An appraisal of real estate is the valuation of the rights of ownership. The appraiser must define the rights to be appraised. The appraiser does not create value, the appraiser interprets the market to arrive at a value estimate. As the appraiser compiles data pertinent to a report, consideration must be given to the site and amenities as well as the physical condition of the property. Considerable research and collection of data must be completed prior to the appraiser arriving at a final opinion of value.

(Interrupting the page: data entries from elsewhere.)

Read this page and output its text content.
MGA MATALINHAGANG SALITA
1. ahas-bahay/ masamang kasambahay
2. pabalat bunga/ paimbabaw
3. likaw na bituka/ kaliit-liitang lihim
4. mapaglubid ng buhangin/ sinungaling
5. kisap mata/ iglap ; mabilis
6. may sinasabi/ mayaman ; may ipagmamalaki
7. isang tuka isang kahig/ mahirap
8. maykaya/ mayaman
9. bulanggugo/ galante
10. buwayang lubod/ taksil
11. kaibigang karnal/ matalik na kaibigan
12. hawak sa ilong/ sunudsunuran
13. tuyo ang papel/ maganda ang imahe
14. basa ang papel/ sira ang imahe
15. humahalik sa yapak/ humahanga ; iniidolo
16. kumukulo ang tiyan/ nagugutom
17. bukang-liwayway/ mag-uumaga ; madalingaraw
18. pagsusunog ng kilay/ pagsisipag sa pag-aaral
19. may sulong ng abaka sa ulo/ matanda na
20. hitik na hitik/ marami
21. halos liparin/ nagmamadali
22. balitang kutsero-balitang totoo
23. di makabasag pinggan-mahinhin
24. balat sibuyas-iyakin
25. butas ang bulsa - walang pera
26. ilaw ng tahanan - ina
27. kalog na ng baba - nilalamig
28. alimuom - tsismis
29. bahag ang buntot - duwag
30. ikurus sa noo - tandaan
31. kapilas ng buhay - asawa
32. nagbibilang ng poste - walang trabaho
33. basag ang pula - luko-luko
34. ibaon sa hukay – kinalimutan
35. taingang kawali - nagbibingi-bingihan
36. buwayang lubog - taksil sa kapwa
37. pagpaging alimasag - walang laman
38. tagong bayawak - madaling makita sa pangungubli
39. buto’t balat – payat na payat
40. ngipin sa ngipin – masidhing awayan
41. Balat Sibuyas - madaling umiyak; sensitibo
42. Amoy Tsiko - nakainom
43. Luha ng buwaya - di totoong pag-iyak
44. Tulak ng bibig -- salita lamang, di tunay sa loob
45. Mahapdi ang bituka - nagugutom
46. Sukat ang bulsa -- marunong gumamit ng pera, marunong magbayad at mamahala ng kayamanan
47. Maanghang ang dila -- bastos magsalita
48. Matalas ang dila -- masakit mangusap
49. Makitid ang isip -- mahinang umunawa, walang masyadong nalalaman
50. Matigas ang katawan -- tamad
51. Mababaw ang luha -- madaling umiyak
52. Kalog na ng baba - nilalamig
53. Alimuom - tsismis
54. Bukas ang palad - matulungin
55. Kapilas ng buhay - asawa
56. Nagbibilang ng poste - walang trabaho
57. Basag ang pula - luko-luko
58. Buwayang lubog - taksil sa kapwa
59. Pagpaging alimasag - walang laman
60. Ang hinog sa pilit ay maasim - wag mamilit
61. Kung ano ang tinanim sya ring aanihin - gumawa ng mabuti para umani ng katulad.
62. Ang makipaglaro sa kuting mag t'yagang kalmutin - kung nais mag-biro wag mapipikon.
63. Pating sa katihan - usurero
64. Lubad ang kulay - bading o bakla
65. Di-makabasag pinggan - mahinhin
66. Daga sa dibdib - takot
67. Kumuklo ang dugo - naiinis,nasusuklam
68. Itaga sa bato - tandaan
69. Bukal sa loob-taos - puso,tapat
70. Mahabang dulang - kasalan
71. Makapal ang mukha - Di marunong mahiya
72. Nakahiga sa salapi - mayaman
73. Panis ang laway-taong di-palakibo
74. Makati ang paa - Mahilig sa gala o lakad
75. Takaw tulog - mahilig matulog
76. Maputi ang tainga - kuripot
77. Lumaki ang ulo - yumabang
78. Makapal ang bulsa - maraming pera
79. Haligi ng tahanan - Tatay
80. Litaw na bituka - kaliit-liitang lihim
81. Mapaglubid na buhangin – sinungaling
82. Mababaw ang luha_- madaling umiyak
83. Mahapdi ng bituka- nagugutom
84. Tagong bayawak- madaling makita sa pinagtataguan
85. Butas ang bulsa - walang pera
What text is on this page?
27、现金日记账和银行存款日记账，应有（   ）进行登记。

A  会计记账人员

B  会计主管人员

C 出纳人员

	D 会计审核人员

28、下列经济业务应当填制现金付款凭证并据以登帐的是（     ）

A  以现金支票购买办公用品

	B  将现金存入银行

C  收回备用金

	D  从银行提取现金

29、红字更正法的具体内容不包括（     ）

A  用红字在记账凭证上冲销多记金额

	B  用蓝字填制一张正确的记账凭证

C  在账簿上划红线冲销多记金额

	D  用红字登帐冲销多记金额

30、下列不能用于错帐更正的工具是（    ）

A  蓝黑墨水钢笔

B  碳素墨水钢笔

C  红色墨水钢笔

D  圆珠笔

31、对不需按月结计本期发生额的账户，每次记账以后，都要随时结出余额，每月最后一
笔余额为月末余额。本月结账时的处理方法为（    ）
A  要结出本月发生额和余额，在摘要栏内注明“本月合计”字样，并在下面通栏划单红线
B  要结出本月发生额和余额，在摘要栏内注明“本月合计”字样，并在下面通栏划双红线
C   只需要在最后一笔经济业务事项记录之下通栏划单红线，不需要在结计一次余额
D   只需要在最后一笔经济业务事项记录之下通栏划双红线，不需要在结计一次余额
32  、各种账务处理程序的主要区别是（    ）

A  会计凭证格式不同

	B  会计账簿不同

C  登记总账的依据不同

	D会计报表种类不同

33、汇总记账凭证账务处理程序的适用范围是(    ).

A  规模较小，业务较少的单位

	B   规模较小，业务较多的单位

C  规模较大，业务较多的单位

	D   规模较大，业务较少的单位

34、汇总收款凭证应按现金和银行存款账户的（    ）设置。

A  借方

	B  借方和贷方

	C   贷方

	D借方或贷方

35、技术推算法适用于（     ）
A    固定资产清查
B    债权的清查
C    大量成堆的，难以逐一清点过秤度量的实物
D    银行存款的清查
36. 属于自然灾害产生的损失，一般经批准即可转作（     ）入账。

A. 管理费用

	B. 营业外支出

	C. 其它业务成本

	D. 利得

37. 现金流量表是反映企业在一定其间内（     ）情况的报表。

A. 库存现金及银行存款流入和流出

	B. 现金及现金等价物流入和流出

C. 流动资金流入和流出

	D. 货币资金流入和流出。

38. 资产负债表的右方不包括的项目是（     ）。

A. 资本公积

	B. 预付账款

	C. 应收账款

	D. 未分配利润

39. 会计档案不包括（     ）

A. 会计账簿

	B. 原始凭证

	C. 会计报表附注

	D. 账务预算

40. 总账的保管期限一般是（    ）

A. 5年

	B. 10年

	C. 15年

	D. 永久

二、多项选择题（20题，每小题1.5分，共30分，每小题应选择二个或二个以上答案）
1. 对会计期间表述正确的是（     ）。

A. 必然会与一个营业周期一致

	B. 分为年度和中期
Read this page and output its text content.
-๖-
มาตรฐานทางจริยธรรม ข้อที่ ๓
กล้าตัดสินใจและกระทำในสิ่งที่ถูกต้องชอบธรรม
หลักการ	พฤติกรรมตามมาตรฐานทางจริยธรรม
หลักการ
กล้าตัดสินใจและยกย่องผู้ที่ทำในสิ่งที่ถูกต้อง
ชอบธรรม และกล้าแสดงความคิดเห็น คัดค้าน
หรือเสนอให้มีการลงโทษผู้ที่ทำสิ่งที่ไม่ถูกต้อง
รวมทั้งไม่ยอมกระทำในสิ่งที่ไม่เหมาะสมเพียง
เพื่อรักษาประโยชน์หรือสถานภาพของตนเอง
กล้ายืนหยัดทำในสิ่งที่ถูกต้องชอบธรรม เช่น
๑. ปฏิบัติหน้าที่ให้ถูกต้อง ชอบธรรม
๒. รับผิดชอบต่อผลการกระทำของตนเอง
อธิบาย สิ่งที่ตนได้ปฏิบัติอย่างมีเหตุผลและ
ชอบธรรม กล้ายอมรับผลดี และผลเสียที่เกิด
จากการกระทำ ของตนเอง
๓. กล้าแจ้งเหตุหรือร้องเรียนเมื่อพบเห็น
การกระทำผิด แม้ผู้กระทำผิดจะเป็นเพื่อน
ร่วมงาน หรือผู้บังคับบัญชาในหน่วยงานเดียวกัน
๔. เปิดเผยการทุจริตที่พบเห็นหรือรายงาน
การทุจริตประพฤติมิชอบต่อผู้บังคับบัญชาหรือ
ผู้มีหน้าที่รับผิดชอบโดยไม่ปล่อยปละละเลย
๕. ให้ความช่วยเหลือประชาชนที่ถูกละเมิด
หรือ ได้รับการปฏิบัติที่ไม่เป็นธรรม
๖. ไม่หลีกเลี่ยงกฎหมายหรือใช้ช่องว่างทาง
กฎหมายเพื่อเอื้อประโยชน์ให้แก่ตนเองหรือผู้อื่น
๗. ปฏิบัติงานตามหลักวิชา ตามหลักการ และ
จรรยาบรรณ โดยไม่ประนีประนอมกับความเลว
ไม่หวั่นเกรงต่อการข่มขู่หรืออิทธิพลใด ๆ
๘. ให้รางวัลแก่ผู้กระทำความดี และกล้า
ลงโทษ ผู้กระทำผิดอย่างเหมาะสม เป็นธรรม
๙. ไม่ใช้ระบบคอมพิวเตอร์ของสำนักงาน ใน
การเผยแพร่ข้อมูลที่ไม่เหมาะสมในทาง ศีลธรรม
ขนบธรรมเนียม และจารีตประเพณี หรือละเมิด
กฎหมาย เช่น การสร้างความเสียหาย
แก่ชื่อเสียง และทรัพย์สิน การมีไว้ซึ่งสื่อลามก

Using three common approaches, which are all derived from the market, derives the opinion, or estimate of value. The first approach to value is the COST APPROACH. This method derives what it would cost to replace the existing improvements as of the date of the appraisal, less any physical deterioration, functional obsolescence and economic obsolescence. The second method is the COMPARISON APPROACH, which uses other “bench mark” properties (comps) of similar size,quality and location that have recently sold to determine value. The INCOME APPROACH is use in the appraisal of rental properties and has little use in the valuation of single family dwellings. This approach provides an objective estimate of what a prudent investor would pay based on the net income the property produces.
The appraiser will need to know what the purpose of the appraisal is, when the appraisal needs to be completed and if the property is listed for sale. If the property is listed the appraiser will need to know for how much and with whom. The appraiser will also need to know if there is an existing mortgage and what personal property, such as appliances is included. The appraiser requires any pertinent papers pertaining to the property such as, deeds, surveys, purchase agreements, copies of utility and tax bills and, if income property, income and expenses for the past two years and a copy of the leases.